In other words, executives in the alignment category operate from a position of power. They believe that the loss of their salary will be matched, or far exceeded, by the value of their stock options. “The CEOs in the alignment category like the prospect of a large reward after they lead the firm successfully,” Wang says. “They naturally think that they will succeed because they are confident in their abilities.” In most cases, that belief is borne out. CEOs in the downturn category, by contrast, tend to operate from a position of weakness. Their vulnerability is confirmed by the poor performance of their stock options (among the roughly half who are fortunate enough to receive them) and their brief tenures.
The Iacocca Irony
There is notable irony in the emergence of the $1 salary. The alignment CEOs who receive large amounts of stock options in lieu of a salary are sometimes derided as engaging in a gimmick or a ruse, while the downturn CEOs who take a $1 salary with no other form of compensation are sometimes lauded. And yet “a CEO of a successful firm who takes a $1 salary along with stock and options seems to maintain the success of the firm, benefiting both the CEO and shareholders,” Wang says.
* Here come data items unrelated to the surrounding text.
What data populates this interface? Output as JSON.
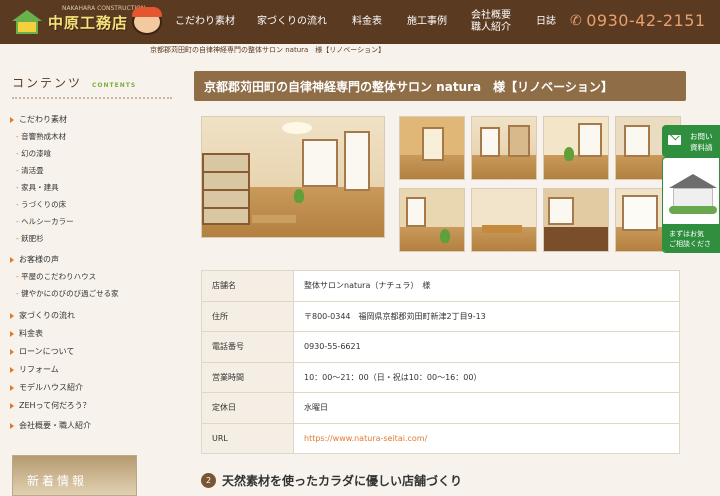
{
  "header": {
    "logo_text": "中原工務店",
    "logo_sub": "NAKAHARA CONSTRUCTION",
    "nav": [
      {
        "label": "こだわり素材"
      },
      {
        "label": "家づくりの流れ"
      },
      {
        "label": "料金表"
      },
      {
        "label": "施工事例"
      },
      {
        "label": "会社概要\n職人紹介"
      },
      {
        "label": "日誌"
      }
    ],
    "phone": "0930-42-2151"
  },
  "breadcrumb": "京都郡苅田町の自律神経専門の整体サロン natura　様【リノベーション】",
  "sidebar": {
    "title": "コンテンツ",
    "title_sub": "CONTENTS",
    "menu": [
      {
        "label": "こだわり素材",
        "level": 1
      },
      {
        "label": "音響熟成木材",
        "level": 2
      },
      {
        "label": "幻の漆喰",
        "level": 2
      },
      {
        "label": "清活畳",
        "level": 2
      },
      {
        "label": "家具・建具",
        "level": 2
      },
      {
        "label": "うづくりの床",
        "level": 2
      },
      {
        "label": "ヘルシーカラー",
        "level": 2
      },
      {
        "label": "飫肥杉",
        "level": 2
      },
      {
        "label": "お客様の声",
        "level": 1
      },
      {
        "label": "平屋のこだわりハウス",
        "level": 2
      },
      {
        "label": "健やかにのびのび過ごせる家",
        "level": 2
      },
      {
        "label": "家づくりの流れ",
        "level": 1
      },
      {
        "label": "料金表",
        "level": 1
      },
      {
        "label": "ローンについて",
        "level": 1
      },
      {
        "label": "リフォーム",
        "level": 1
      },
      {
        "label": "モデルハウス紹介",
        "level": 1
      },
      {
        "label": "ZEHって何だろう？",
        "level": 1
      },
      {
        "label": "会社概要・職人紹介",
        "level": 1
      }
    ],
    "news_label": "新着情報"
  },
  "main": {
    "title": "京都郡苅田町の自律神経専門の整体サロン natura　様【リノベーション】",
    "info": [
      {
        "key": "店舗名",
        "value": "整体サロンnatura（ナチュラ）　様"
      },
      {
        "key": "住所",
        "value": "〒800-0344　福岡県京都郡苅田町新津2丁目9-13"
      },
      {
        "key": "電話番号",
        "value": "0930-55-6621"
      },
      {
        "key": "営業時間",
        "value": "10：00〜21：00（日・祝は10：00〜16：00）"
      },
      {
        "key": "定休日",
        "value": "水曜日"
      },
      {
        "key": "URL",
        "value": "https://www.natura-seitai.com/"
      }
    ],
    "section_number": "2",
    "section_heading": "天然素材を使ったカラダに優しい店舗づくり"
  },
  "float": {
    "contact_line1": "お問い",
    "contact_line2": "資料請",
    "cta_line1": "まずはお気",
    "cta_line2": "ご相談くださ"
  }
}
So appearances can be deceiving. Sacrifice for the sake of the cause might seem noble, demonstrating the dedication that made Lee Iacocca’s story so compelling. But the token salary does not necessarily translate into long-term success for the firm, much less the CEO. “It may be a good public relations move for a CEO to make a personal financial sacrifice when a firm is struggling,” Wang says, “but it does not change the economic fundamentals of the struggling firm.”
Hamm, Sophia J. W., Michael J. Jung, and Clare Wang. 2013. “Making Sense of One Dollar CEO Salaries.” Available at SSRN.